As part of a review of the Medicines Act, the Ministry of Health has been consulting on whether the law should continue to allow medicine advertising – or Direct-to-Consumer Advertising (DTCA).

And now a Consumer NZ survey shows a majority of Kiwis want advertisements for prescription medicines to be banned.

Consumer NZ head of research Jessica Wilson said New Zealand and the US were the only two countries in the developed world that allowed direct-to-consumer advertising of prescription medicines.

Consumer NZ’s survey found 57% of Kiwis supported a ban on medicine advertising in favour of an independent health information service that could provide advice about treatment options.

Fifteen percent thought drug advertising should continue.

“Our survey also shows many consumers don’t think these ads are giving them the full picture,” Wilson said.

Only eight per cent strongly agreed that medicine ads provided unbiased and comprehensive information about treatment.

Many were sceptical about the motivations drug companies had for advertising. Fifty-nine percent strongly agreed companies were likely to spend the most money advertising medicines that gave them the most profit.

While most consumers had a negative view of this advertising, one in eight said an ad had prompted them to ask for a prescription medicine from their doctor or other health professional. Of those, 45% got the prescription they requested, while 21% received a prescription for another medicine.

Wilson said medicine advertising increased the risk of unnecessary prescribing.

“These ads sell the promise of a quick fix. However, the best option isn’t always popping a pill. Other treatments or lifestyle changes may be more effective in some cases,” she said.

The Royal New Zealand College of General Practitioners is pleased with the survey results.

College President Dr Samantha Murton says the College has been advocating to remove DTCA since 2017.

“Our members have expressed their concern about pharma companies targeting and influencing patients via their advertising campaigns,” says Dr Murton. “GPs are concerned that patients will seek out products that are not appropriate or necessary, because they have been exposed to persuasive advertising.”

“However, this survey, which shows 57% of Kiwis support banning drug advertising, confirms that patients are also wary of the potential negative implications of such activity,” she says.

Earlier this year the College made a submission on the Draft Therapeutic Products Bill, strongly encouraging the Government to prohibit DTCA.

“There is significant research showing that DTCA is harmful to patients and the doctor-patient relationship,” says Murton.

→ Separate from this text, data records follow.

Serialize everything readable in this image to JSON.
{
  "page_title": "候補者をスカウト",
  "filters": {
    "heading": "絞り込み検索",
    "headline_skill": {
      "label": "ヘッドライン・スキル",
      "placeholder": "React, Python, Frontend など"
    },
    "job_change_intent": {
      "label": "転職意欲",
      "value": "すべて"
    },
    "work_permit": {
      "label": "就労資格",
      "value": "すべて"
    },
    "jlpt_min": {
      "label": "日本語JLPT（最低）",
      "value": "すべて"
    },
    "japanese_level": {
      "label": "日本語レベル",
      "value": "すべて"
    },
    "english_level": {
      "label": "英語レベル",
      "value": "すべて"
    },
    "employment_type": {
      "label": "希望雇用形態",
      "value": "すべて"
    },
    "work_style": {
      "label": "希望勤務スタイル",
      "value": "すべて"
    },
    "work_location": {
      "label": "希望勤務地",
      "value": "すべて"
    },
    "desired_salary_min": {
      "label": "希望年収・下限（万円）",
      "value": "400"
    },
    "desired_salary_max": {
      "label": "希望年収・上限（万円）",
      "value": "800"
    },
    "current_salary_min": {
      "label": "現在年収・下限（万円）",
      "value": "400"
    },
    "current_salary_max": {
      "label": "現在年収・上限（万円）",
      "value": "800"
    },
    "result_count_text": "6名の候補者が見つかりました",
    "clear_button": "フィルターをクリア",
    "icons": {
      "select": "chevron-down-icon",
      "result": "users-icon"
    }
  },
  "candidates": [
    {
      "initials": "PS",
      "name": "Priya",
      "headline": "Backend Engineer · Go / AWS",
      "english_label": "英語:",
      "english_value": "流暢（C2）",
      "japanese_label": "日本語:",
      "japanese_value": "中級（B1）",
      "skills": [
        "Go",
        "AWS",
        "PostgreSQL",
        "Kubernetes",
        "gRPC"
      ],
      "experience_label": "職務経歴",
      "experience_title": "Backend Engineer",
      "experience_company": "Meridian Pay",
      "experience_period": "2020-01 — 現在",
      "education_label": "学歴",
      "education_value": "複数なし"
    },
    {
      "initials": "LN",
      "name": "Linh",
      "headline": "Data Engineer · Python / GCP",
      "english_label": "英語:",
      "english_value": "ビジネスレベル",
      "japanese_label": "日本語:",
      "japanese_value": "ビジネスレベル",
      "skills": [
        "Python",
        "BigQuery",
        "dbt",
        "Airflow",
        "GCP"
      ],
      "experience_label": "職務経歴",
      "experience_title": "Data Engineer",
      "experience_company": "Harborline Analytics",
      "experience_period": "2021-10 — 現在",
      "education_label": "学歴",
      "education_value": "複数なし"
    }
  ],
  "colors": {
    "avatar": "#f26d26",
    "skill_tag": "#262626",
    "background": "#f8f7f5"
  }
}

“In some cases, patients have requested a more expensive drug, after having seen it advertised, when a more generic, funded brand would be just as good.

“We are pleased to see that there is public support for the banning of DTCA and we will continue to advocate on behalf of our members, and their patients, on this issue.”

Professor Les Toop, GP and University of Otago, Christchurch researcher takes the same view.

He says New Zealand is out of alignment with all other developed countries (excluding the US) which prohibit such advertising directly to the public.

“Decisions on medication that can influence long-term future health for better or for worse should be based on an understanding of evidence, realistic expectations and advice tempered with experience, not advertising spin.

“The misleading method of marketing our most powerful and potentially most harmful medicines should be banned. The Consumer NZ poll, provides confirmation of strong and growing public support for a ban, and is timely.  At the moment, a rewrite of the therapeutic products legislation (including the current Medicines Act) is nearing its conclusion.

“This presents a once in a generation opportunity to bring New Zealand in line with all similar countries by banning DTCA.”